I myself do not own a banjo
I have owned a few in the past
and have made feeble attempts to play them
without learning much more than a crude version
of "Foggy Mountain Breakdown"

But I wonder if somewhere there is a banjo players forum where steel guitar players take as much heat as banjo players do here :?:

And one more thing-Isn't the guy wearing the plaid jacket sitting next to her looking on JOHN MC EUEN-THE BANJO PLAYER from the Nitty Gritty Dirt Band :?:

Posted: 29 Dec 2007 3:24 am
by Barry Gaskell
Hi Doug
Wonderful picture of Hitler and banjo.
I say, mock these monsters. It doesn't mean we've forgotten their victims. The one thing these totalitarian states can't stand is people laughing.
Laugh at them I say.JMHO.
Doug, how can I save the moving image.
Barry

Posted: 29 Dec 2007 4:07 am
by Olaf van Roggen
My sincere apologies for posting the Saddam photo,I never meant to hurt anybody's feelings.
For this reason,I try to take the photo out of here.
Sorry!
I don't hate the banjo at all,
Olaf

mandrell

Posted: 29 Dec 2007 7:02 am
by Paul King
Barbara Mandrell was a good picker without a dobut. She also is a pretty good looking lady which made watching her even better. All the Mandrell sisters were just pretty good musicians.

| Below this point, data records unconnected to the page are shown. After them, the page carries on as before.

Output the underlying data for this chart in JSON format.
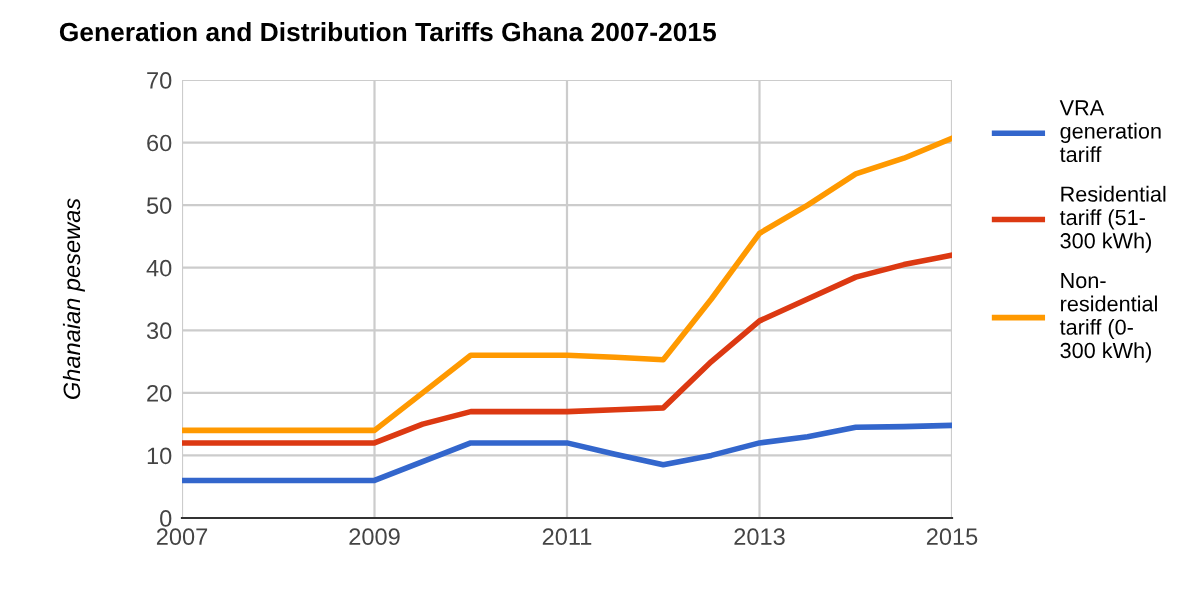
{
  "chart_data": {
    "type": "line",
    "title": "Generation and Distribution Tariffs Ghana 2007-2015",
    "ylabel": "Ghanaian pesewas",
    "x": [
      2007,
      2009,
      2009.5,
      2010,
      2011,
      2011.5,
      2012,
      2012.5,
      2013,
      2013.5,
      2014,
      2014.5,
      2015
    ],
    "series": [
      {
        "name": "VRA generation tariff",
        "color": "#3366cc",
        "values": [
          6,
          6,
          9,
          12,
          12,
          10.2,
          8.5,
          10,
          12,
          13,
          14.5,
          14.6,
          14.8
        ]
      },
      {
        "name": "Residential tariff (51-300 kWh)",
        "color": "#dc3912",
        "values": [
          12,
          12,
          15,
          17,
          17,
          17.3,
          17.6,
          25,
          31.5,
          35,
          38.5,
          40.5,
          42
        ]
      },
      {
        "name": "Non-residential tariff (0-300 kWh)",
        "color": "#ff9900",
        "values": [
          14,
          14,
          20,
          26,
          26,
          25.7,
          25.3,
          35,
          45.5,
          50,
          55,
          57.5,
          60.7
        ]
      }
    ],
    "xlim": [
      2007,
      2015
    ],
    "xticks": [
      2007,
      2009,
      2011,
      2013,
      2015
    ],
    "ylim": [
      0,
      70
    ],
    "yticks": [
      0,
      10,
      20,
      30,
      40,
      50,
      60,
      70
    ],
    "grid": true,
    "legend": "right",
    "marker": "none",
    "line_style": "solid"
  }
}
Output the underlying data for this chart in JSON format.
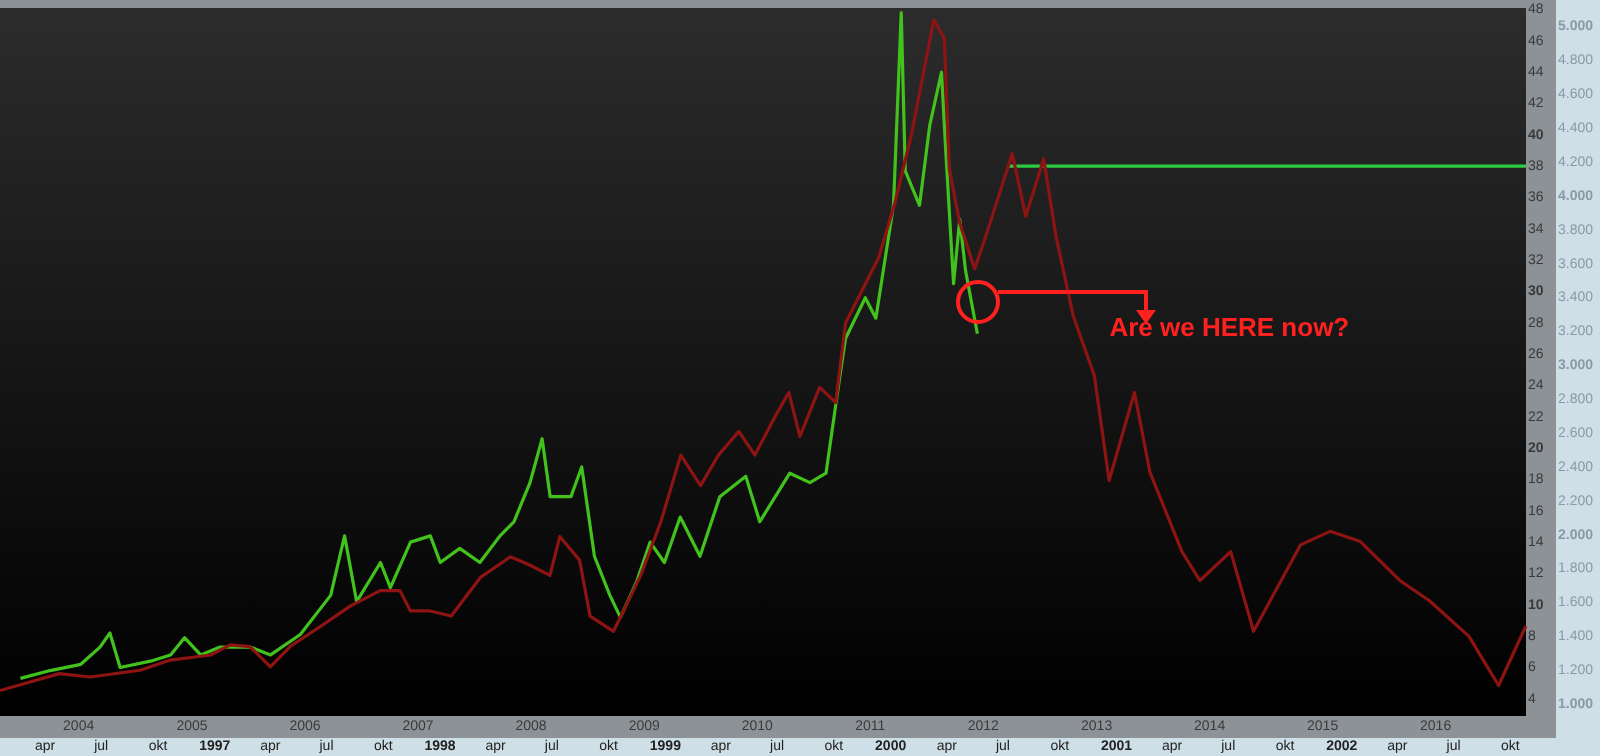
{
  "chart_data": [
    {
      "type": "line",
      "marker": "none",
      "xlim": [
        "2003-04-22",
        "2016-10-19"
      ],
      "xticks": [
        "2004",
        "2005",
        "2006",
        "2007",
        "2008",
        "2009",
        "2010",
        "2011",
        "2012",
        "2013",
        "2014",
        "2015",
        "2016"
      ],
      "ylim": [
        2.9,
        48.1
      ],
      "yticks": [
        4,
        6,
        8,
        10,
        12,
        14,
        16,
        18,
        20,
        22,
        24,
        26,
        28,
        30,
        32,
        34,
        36,
        38,
        40,
        42,
        44,
        46,
        48
      ],
      "series": [
        {
          "color": "#42c21c",
          "x": [
            "2003-06-27",
            "2003-10-01",
            "2004-01-08",
            "2004-03-10",
            "2004-04-11",
            "2004-05-14",
            "2004-08-20",
            "2004-10-24",
            "2004-12-08",
            "2005-01-29",
            "2005-04-02",
            "2005-07-08",
            "2005-09-12",
            "2005-12-17",
            "2006-03-25",
            "2006-05-09",
            "2006-06-17",
            "2006-09-02",
            "2006-10-04",
            "2006-12-08",
            "2007-02-10",
            "2007-03-14",
            "2007-05-16",
            "2007-07-20",
            "2007-09-23",
            "2007-11-07",
            "2007-12-29",
            "2008-02-06",
            "2008-03-03",
            "2008-05-09",
            "2008-06-13",
            "2008-07-24",
            "2008-09-12",
            "2008-10-16",
            "2008-12-08",
            "2009-01-20",
            "2009-03-07",
            "2009-04-27",
            "2009-06-30",
            "2009-09-02",
            "2009-11-25",
            "2010-01-09",
            "2010-04-16",
            "2010-06-20",
            "2010-08-11",
            "2010-09-24",
            "2010-10-13",
            "2010-12-16",
            "2011-01-19",
            "2011-03-17",
            "2011-04-11",
            "2011-04-24",
            "2011-06-09",
            "2011-07-12",
            "2011-08-19",
            "2011-09-02",
            "2011-09-27",
            "2011-10-17",
            "2011-11-05",
            "2011-12-13"
          ],
          "values": [
            5.3,
            5.8,
            6.2,
            7.3,
            8.2,
            6.0,
            6.4,
            6.8,
            7.9,
            6.8,
            7.3,
            7.3,
            6.8,
            8.1,
            10.6,
            14.4,
            10.2,
            12.7,
            11.1,
            14.0,
            14.4,
            12.7,
            13.6,
            12.7,
            14.4,
            15.3,
            17.8,
            20.6,
            16.9,
            16.9,
            18.8,
            13.1,
            10.6,
            9.2,
            11.5,
            14.0,
            12.7,
            15.6,
            13.1,
            16.9,
            18.2,
            15.3,
            18.4,
            17.8,
            18.4,
            24.5,
            27.0,
            29.6,
            28.3,
            35.5,
            47.8,
            37.7,
            35.5,
            40.6,
            44.0,
            38.9,
            30.5,
            34.6,
            31.3,
            27.3
          ]
        },
        {
          "color": "#2ecc40",
          "x": [
            "2012-03-25",
            "2016-10-19"
          ],
          "values": [
            38,
            38
          ]
        }
      ]
    },
    {
      "type": "line",
      "marker": "none",
      "xlim": [
        "1996-01-19",
        "2002-12-14"
      ],
      "xticks": [
        {
          "value": "1996-04",
          "label": "apr"
        },
        {
          "value": "1996-07",
          "label": "jul"
        },
        {
          "value": "1996-10",
          "label": "okt"
        },
        {
          "value": "1997-01",
          "label": "1997"
        },
        {
          "value": "1997-04",
          "label": "apr"
        },
        {
          "value": "1997-07",
          "label": "jul"
        },
        {
          "value": "1997-10",
          "label": "okt"
        },
        {
          "value": "1998-01",
          "label": "1998"
        },
        {
          "value": "1998-04",
          "label": "apr"
        },
        {
          "value": "1998-07",
          "label": "jul"
        },
        {
          "value": "1998-10",
          "label": "okt"
        },
        {
          "value": "1999-01",
          "label": "1999"
        },
        {
          "value": "1999-04",
          "label": "apr"
        },
        {
          "value": "1999-07",
          "label": "jul"
        },
        {
          "value": "1999-10",
          "label": "okt"
        },
        {
          "value": "2000-01",
          "label": "2000"
        },
        {
          "value": "2000-04",
          "label": "apr"
        },
        {
          "value": "2000-07",
          "label": "jul"
        },
        {
          "value": "2000-10",
          "label": "okt"
        },
        {
          "value": "2001-01",
          "label": "2001"
        },
        {
          "value": "2001-04",
          "label": "apr"
        },
        {
          "value": "2001-07",
          "label": "jul"
        },
        {
          "value": "2001-10",
          "label": "okt"
        },
        {
          "value": "2002-01",
          "label": "2002"
        },
        {
          "value": "2002-04",
          "label": "apr"
        },
        {
          "value": "2002-07",
          "label": "jul"
        },
        {
          "value": "2002-10",
          "label": "okt"
        }
      ],
      "ylim": [
        800,
        5157
      ],
      "yticks": [
        {
          "value": 1000,
          "label": "1.000"
        },
        {
          "value": 1200,
          "label": "1.200"
        },
        {
          "value": 1400,
          "label": "1.400"
        },
        {
          "value": 1600,
          "label": "1.600"
        },
        {
          "value": 1800,
          "label": "1.800"
        },
        {
          "value": 2000,
          "label": "2.000"
        },
        {
          "value": 2200,
          "label": "2.200"
        },
        {
          "value": 2400,
          "label": "2.400"
        },
        {
          "value": 2600,
          "label": "2.600"
        },
        {
          "value": 2800,
          "label": "2.800"
        },
        {
          "value": 3000,
          "label": "3.000"
        },
        {
          "value": 3200,
          "label": "3.200"
        },
        {
          "value": 3400,
          "label": "3.400"
        },
        {
          "value": 3600,
          "label": "3.600"
        },
        {
          "value": 3800,
          "label": "3.800"
        },
        {
          "value": 4000,
          "label": "4.000"
        },
        {
          "value": 4200,
          "label": "4.200"
        },
        {
          "value": 4400,
          "label": "4.400"
        },
        {
          "value": 4600,
          "label": "4.600"
        },
        {
          "value": 4800,
          "label": "4.800"
        },
        {
          "value": 5000,
          "label": "5.000"
        }
      ],
      "annotations": [
        "Are we HERE now?"
      ],
      "series": [
        {
          "color": "#8e1414",
          "x": [
            "1996-01-19",
            "1996-04-24",
            "1996-06-13",
            "1996-09-02",
            "1996-10-21",
            "1996-12-25",
            "1997-01-26",
            "1997-02-27",
            "1997-04-01",
            "1997-05-03",
            "1997-06-22",
            "1997-08-09",
            "1997-09-26",
            "1997-10-28",
            "1997-11-14",
            "1997-12-16",
            "1998-01-19",
            "1998-03-08",
            "1998-04-25",
            "1998-05-27",
            "1998-06-28",
            "1998-07-14",
            "1998-08-15",
            "1998-09-01",
            "1998-10-09",
            "1998-11-22",
            "1998-12-25",
            "1999-01-26",
            "1999-02-27",
            "1999-03-28",
            "1999-04-30",
            "1999-05-26",
            "1999-06-28",
            "1999-07-20",
            "1999-08-07",
            "1999-09-08",
            "1999-10-04",
            "1999-10-20",
            "1999-12-13",
            "2000-01-08",
            "2000-02-03",
            "2000-03-11",
            "2000-03-28",
            "2000-04-05",
            "2000-04-22",
            "2000-05-16",
            "2000-06-03",
            "2000-07-16",
            "2000-08-07",
            "2000-09-05",
            "2000-09-25",
            "2000-10-23",
            "2000-11-26",
            "2000-12-20",
            "2001-01-30",
            "2001-02-24",
            "2001-04-17",
            "2001-05-16",
            "2001-07-05",
            "2001-08-11",
            "2001-10-26",
            "2001-12-13",
            "2002-01-31",
            "2002-04-05",
            "2002-05-23",
            "2002-07-26",
            "2002-09-12",
            "2002-10-26"
          ],
          "values": [
            1080,
            1180,
            1160,
            1200,
            1260,
            1290,
            1350,
            1340,
            1220,
            1340,
            1460,
            1580,
            1670,
            1670,
            1550,
            1550,
            1520,
            1750,
            1870,
            1820,
            1760,
            1990,
            1850,
            1520,
            1430,
            1760,
            2080,
            2470,
            2290,
            2470,
            2610,
            2470,
            2700,
            2840,
            2580,
            2870,
            2780,
            3250,
            3640,
            3960,
            4350,
            5040,
            4930,
            4160,
            3840,
            3570,
            3760,
            4250,
            3880,
            4220,
            3760,
            3290,
            2940,
            2320,
            2840,
            2370,
            1900,
            1730,
            1900,
            1430,
            1940,
            2020,
            1960,
            1730,
            1610,
            1400,
            1110,
            1460
          ]
        }
      ]
    }
  ]
}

Posted: 29 Dec 2007 8:26 am
by Jerry Hayes
My old boss at the Foothill Club in Long Beach (Signal Hill), California (Billy Mize) used to be the steel guitarist for the Town Hall Party TV show. Billy told me about Barbara coming there when she was a little girl and she'd set on his lap to play steel. Billy said he saw her later on when she'd grown up and he asked her if she'd like to do that again. She laughed and said a big "NO". What a talented lady she is. I really miss her talent and big voice. "She was country when country wasn't cool"....JH in Va.